The subject of animal testing by the pharmaceutical industry is a contentious one. While no one could reasonably dispute the countless advances that in vivo testing has made possible, the potential ethical ramifications are still hotly debated. Nevertheless, Pharmacokinetic (PK) and Toxicokinetic (TK) studies rely heavily on animal models.
Yet despite their ubiquity in drug development, animal models are not always reliable predictors of either a new product’s efficacy or any potential health risks it may present. Countless drugs that seemed effective during preclinical trials and did not cause adverse side effects in animal cohorts later proved to be ineffective or even dangerous to human subjects.
Anatomical, physiological, and metabolic differences between species accounts for this. Furthermore, certain disorders which affect both non-human and human animals can manifest different symptoms and follow different pathways, depending on the species.
Even when differences in biomarkers are taken into account, it can be hard to predict how closely human reactions to a drug will mirror the animal model’s, if at all. When PK and TK studies fail to identify potential toxicity, the results can be disastrous. Human subjects are put at risk, and the drug may need to be reformulated from scratch.
Given the potential costs of such a setback, the suboptimal role animal models play in accurately predicting human toxicity, and increasing regulations regarding the welfare of lab animals, it is small wonder all eyes are on emerging alternatives to in vivo testing.
Chemosynthetic liver technology remains in development, but has the potential to transform how we study toxicology.
In 2014, Dr. Mukund Chorghade impressed the 247th National Meeting & Exposition of the American Chemical Society (ACS) by presenting on the so-called “chemosynthetic liver” he has developed for metabolic profiling. Instead of using animal subjects to test the breakdown of drugs, his in vitro technology utilizes catalysts that mimic enzymes found in the human body.
By delivering comparable metabolites as animal models but on a quicker timeline and with a more comprehensive metabolic profile, this technology has the potential to improve the safety of clinical trials while simultaneously reducing the time and financial investment of drug development.
While this “chemosynthetic” technology remains proprietary at present, its development signals a possible sea change in the way the pharmaceutical industry approaches toxicology. If there are safer, more affordable, and more accurate testing methods, why not develop them?
Another recent in vitro advance challenges toxicological assumptions.

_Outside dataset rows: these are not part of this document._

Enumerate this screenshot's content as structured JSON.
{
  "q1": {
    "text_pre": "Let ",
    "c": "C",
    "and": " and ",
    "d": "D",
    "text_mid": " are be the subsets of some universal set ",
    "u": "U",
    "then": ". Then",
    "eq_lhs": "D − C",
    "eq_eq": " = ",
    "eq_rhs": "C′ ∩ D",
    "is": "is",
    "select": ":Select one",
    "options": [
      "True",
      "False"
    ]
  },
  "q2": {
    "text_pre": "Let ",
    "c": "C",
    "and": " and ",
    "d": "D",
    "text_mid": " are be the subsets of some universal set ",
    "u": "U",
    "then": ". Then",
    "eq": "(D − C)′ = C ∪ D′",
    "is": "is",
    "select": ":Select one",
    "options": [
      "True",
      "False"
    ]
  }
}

Preliminary toxicity testing has long been conducted in vitro, but invariably as an initial phase before stepping up to animal models. Several recent studies point to the possibility of dispensing with in vivo preclinical trials altogether, instead relying on dependable and repeatable in vitro solutions.
While in vitro studies once employed simple mammalian cells or cultured bacteria, dedicated scientists are now creating far more complex research models. One international research team recently developed a co-culture model that successfully mimicked the human intestine in both healthy and diseased states.
In vitro intestine models are nothing new, but rarely with such complexity of cell models. The depth and breadth of data yielded by the study begs the question if developing more complex in vitro models might one day replace animal studies altogether.
“In Silico” modeling provides another window into toxicology research.
Computational modeling has been used in drug discovery and development since the inception of the technology, but generally as a compliment to in vivo testing and not as a replacement. “Pathway-based predictive approaches for non-animal assessment of acute inhalation toxicity,” a paper published Volume 52 of Toxicology in Vitro, did just that, relying solely on in silico and in vitro trials.
The authors of the study overtly state that their reason for using computational modeling instead of animal models stemmed from the fact that the results of animal testing can not always be accurately or consistently extrapolated to human subjects. For this particular trial, advances in technology and computational biology provided far more reliable data that traditional in vivo testing could have.
This study is a harbinger of where the industry is directed. The global toxicology testing services market was recently valued at over six billion dollars, and the ongoing development of predictive toxicological testing technologies plays a substantial role in that evaluation. If a drug could be safely brought to market without animal testing the financial savings would be incalculable.
For the time being, animal models will continue to play an essential role in the pharmaceutical industry. As new technologies emerge and old in vitro methods are updated and refined, however, that time may grow short.